Inflammation and the associated release of inflammatory cytokines such as tumor necrosis factor alpha (TNFalpha) may be a component of neurodegenerative diseases associated with aging or chronic HIV-1 infection. Most of the neurons that are affected under these conditions require a constant supply of trophic factors such as nerve growth factor (NGF) for survival. NGF acts via binding to a specific tyrosine kinase receptor (TrkA). NGF also binds to the common neurotrophin receptor (p75(NTR)), a member of the TNFalpha receptor (TNFR-I) superfamily, whose function may be to modulate apoptosis via the release of ceramide and the activation of the transcription factor nuclear factor kappa B (NFkappaB). The similarity between p75(NTR) and TNFR-I signal transduction pathways suggests that one of the mechanisms by which TNFalpha affects neuronal survival is by impacting upon these pathways that normally promote NGF support of neurons. Here we show that arachidonic acid (AA), a signaling lipid potentially associated with TNFR-I signal cascade, induces apoptosis in PC12 cells through inhibition of both protein kinase C zeta (PKCzeta) and NFkappaB activity.

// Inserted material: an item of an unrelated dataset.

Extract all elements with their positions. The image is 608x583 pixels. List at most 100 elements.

We also show that apoptosis induced by AA cannot be prevented by NGF. These data support the idea that PKCzeta and NFkappaB are both essential signaling elements for mediating NGF-promoted rescue from apoptosis. Our results also suggest that AA, an inflammatory signal lipid induced by TNFalpha via binding to TNFR-I, may reduce neuronal survival by inhibiting elements of the signal cascade induced by NGF.